2. Aux fins des présentes règles, un navire n'est considéré comme un navire d'un État membre que :
(a) s'il est immatriculé dans un État membre ;
(b) si son équipage (y compris son capitaine) est composé d'au moins aux trois quarts de ressortissant des États membres ; et
(c) il appartient en majorité à et est exploité par :
(i) des ressortissants des États membres, ou
(ii) un Gouvernement d'un État membre, ou
(iii) une société de service public d'un État membre.
Dans le présent paragraphe, l'expression ressortissants d'États membres a le même sens que celui qui lui est donné au paragraphe 5 de l'article 32 du présent Traité.
3. Le terme « matières » comprend les matières premières, les produits intermédiaires, les pièces et les composants utilisés dans le processus de production, la réparation, la rénovation ou l'amélioration des produits.
4. L'énergie, le carburant, le matériel, les machines et les outils utilisés dans la fabrication, la réparation, la rénovation ou le perfectionnement de produits dans la Communauté, ainsi que les matières servant à l'entretien de ces matériels, machines et outils, sont considérés, aux fins de la détermination de l'origine des marchandises, comme intégralement produits ou fabriqués dans la Communauté.

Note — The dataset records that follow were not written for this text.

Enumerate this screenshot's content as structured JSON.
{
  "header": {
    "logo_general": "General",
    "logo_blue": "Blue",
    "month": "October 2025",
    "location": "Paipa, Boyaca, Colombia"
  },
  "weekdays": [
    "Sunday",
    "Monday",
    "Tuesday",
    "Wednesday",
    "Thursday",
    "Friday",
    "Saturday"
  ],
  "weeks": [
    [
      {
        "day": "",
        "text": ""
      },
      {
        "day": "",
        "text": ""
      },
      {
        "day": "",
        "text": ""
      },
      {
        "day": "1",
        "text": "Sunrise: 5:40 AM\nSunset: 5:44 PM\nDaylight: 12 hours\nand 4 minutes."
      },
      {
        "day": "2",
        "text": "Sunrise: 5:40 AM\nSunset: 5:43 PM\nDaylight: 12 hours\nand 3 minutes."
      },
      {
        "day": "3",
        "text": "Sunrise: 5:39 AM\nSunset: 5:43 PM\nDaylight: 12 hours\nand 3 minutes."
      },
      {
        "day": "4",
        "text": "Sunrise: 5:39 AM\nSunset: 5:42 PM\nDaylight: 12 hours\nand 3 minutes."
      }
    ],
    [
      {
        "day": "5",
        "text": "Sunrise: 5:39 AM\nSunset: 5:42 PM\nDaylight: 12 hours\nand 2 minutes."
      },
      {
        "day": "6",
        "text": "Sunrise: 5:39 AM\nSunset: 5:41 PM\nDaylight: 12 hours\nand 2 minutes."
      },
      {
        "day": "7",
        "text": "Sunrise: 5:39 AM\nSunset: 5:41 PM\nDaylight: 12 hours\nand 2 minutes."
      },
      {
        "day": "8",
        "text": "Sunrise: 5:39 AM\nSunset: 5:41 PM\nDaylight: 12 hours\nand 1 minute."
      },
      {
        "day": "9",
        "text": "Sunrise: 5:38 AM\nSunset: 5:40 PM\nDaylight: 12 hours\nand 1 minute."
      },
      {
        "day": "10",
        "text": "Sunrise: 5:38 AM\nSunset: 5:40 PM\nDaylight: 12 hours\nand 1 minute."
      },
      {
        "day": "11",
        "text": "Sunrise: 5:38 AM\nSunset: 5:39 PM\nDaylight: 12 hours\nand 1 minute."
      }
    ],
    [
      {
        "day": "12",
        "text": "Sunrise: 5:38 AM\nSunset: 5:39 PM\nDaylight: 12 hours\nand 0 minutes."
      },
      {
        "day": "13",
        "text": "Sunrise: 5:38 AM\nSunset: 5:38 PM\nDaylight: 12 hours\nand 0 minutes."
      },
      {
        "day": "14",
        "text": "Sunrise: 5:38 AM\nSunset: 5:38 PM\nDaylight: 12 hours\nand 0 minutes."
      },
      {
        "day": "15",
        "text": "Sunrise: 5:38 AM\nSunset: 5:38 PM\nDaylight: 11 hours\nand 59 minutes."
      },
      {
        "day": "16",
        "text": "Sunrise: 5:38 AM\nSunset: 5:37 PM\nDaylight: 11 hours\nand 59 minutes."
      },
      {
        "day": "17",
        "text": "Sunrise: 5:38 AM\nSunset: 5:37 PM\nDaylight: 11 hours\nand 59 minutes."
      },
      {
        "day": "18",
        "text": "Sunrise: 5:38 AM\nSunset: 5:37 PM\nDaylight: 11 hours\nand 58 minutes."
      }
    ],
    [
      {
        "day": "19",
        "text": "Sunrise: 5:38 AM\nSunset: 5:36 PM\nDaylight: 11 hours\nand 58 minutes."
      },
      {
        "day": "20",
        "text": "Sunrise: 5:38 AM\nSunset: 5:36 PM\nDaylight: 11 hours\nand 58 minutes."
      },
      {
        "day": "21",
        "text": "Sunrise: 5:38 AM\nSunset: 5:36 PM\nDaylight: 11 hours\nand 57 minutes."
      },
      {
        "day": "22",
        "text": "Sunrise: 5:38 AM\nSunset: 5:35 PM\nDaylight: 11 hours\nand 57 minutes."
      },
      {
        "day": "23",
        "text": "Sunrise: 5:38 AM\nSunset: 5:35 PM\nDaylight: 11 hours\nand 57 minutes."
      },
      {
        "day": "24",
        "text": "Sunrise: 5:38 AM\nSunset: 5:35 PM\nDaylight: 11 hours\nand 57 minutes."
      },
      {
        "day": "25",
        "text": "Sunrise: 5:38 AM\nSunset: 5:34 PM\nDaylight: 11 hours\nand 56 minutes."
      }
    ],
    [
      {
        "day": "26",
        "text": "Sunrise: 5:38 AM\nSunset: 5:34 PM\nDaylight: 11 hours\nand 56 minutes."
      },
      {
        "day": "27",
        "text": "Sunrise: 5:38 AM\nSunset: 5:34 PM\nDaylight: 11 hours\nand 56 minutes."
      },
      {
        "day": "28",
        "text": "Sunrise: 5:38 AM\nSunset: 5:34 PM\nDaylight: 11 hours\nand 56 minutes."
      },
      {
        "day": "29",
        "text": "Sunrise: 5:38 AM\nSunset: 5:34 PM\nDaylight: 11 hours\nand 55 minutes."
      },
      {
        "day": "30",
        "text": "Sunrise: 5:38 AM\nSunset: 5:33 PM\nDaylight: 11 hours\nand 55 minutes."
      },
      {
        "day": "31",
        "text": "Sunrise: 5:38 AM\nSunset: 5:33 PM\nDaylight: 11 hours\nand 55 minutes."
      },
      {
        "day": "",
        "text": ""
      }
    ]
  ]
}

5. Les produits autres que ceux auxquels s'applique le paragraphe 1 de la Règle 2 des présentes règles ne sont pas traités comme étant d'origine communautaire s'ils sont produits par toute opération ou procédé consistant en une ou plusieurs des opérations suivantes, qu'ils changent ou non de tarif douanier :
(a) opérations visant à assurer la préservation des produits pendant le transport et le stockage (ventilation, étalage, séchage, refroidissement, salaison, mise dans du dioxyde de sulfure ou une autre solution aqueuse, enlèvement des parties endommagées, et opérations analogues) ;
(b) opérations simples, consistant à dépoussiérer, tamiser, trier, calibrer, classer, assortir (y compris la constitution de séries d'articles), lavage, peinture et découpage résultant en une simple réduction de la taille ;
(c) (i) changement d'emballage ;
(ii) simple mise en bouteilles, flacons, sacs, caisses, boîtes, fixation sur des cartes ou des cartons et autres opérations simples d'emballage ;
(d) pose de marques, d'étiquettes ou autres signes distinctifs analogues sur des marchandises ou sur leurs emballages ;
(e) simple mélange de matières importées de l'extérieur de la Communauté ou d'origine indéterminée si les caractéristiques des marchandises dans leur ensemble ne sont pas essentiellement différentes des caractéristiques des matières qui ont été mélangées ;
(f) opérations consistant uniquement en opérations de soudage, brasure, fixation, rivetage, boulonnage et opérations analogues, ou montage, d'une autre manière, de toutes les pièces ou composants finis de manière à constituer un produit fini.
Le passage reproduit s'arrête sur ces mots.